Note: There is a flags parameter in the regular expression related functions of the re module, which represents the matching tag of the regular expression. You can use this tag to specify whether to ignore case and whether to perform multiple matches. Line matching, whether to display debugging information, etc. If you need to specify multiple values for the flags parameter, you can use the bitwise OR operator for superposition, such as flags=re.I | re.M.

Example 4: Split long string
import re


def main():
    poem = 'There is bright moonlight in front of the window, it is suspected to be frost on the ground. Raise your head to look at the bright moon, lower your head to think about your hometown. '
    sentence_list = re.split(r'[,., .]', poem)
    while '' in sentence_list:
        sentence_list.remove('')
    print(sentence_list) # ['There is bright moonlight in front of the window', 'It is suspected to be frost on the ground', 'Looking up at the bright moon', 'Looking down at home']

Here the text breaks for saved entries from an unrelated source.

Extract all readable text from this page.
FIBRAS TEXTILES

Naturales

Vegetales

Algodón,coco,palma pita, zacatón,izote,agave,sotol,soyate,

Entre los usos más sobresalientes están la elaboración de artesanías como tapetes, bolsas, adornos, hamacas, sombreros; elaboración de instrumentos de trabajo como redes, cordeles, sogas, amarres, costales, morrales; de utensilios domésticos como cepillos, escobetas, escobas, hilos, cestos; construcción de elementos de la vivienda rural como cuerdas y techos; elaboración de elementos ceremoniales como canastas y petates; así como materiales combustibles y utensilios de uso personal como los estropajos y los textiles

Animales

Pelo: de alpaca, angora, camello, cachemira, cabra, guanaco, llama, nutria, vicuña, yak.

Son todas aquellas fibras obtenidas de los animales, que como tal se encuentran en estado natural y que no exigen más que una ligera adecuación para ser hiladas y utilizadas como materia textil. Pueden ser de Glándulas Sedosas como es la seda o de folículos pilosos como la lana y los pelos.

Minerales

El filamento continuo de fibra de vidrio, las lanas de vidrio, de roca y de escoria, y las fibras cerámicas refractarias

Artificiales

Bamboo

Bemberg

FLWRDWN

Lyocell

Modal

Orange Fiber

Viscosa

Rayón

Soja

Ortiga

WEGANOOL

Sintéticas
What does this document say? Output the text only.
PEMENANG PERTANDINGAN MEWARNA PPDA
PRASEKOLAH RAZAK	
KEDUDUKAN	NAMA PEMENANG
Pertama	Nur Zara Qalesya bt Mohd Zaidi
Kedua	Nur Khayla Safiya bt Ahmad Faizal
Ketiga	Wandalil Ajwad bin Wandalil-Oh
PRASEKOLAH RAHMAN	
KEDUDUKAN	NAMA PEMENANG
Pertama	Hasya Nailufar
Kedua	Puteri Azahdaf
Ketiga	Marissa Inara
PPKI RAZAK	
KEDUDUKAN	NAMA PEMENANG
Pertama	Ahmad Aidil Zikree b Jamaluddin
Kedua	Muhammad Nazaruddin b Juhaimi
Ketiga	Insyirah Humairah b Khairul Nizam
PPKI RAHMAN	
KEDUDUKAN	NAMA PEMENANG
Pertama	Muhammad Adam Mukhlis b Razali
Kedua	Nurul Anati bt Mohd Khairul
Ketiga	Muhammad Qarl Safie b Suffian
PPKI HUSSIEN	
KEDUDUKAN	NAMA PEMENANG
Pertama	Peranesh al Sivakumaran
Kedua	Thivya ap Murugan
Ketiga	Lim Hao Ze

if __name__ == '__main__':
    main()

Afterword

If you want to engage in the development of reptile applications, then regular expressions must be a very good assistant, because it can help us quickly discover a certain pattern we specify from the web page code and extract the information we need. Of course, for beginners Scholars come to accept that it may not be an easy task to write a correct and appropriate regular expression (of course some commonly used regular expressions can be found directly on the Internet), so when actually developing crawler applications, many people will Choose Beautiful Soup or Lxml for matching and information extraction. The former is simple and convenient but has poor performance. The latter is both easy to use and perform well, but the installation is a little troublesome. We will introduce these contents to you in the later crawler topic.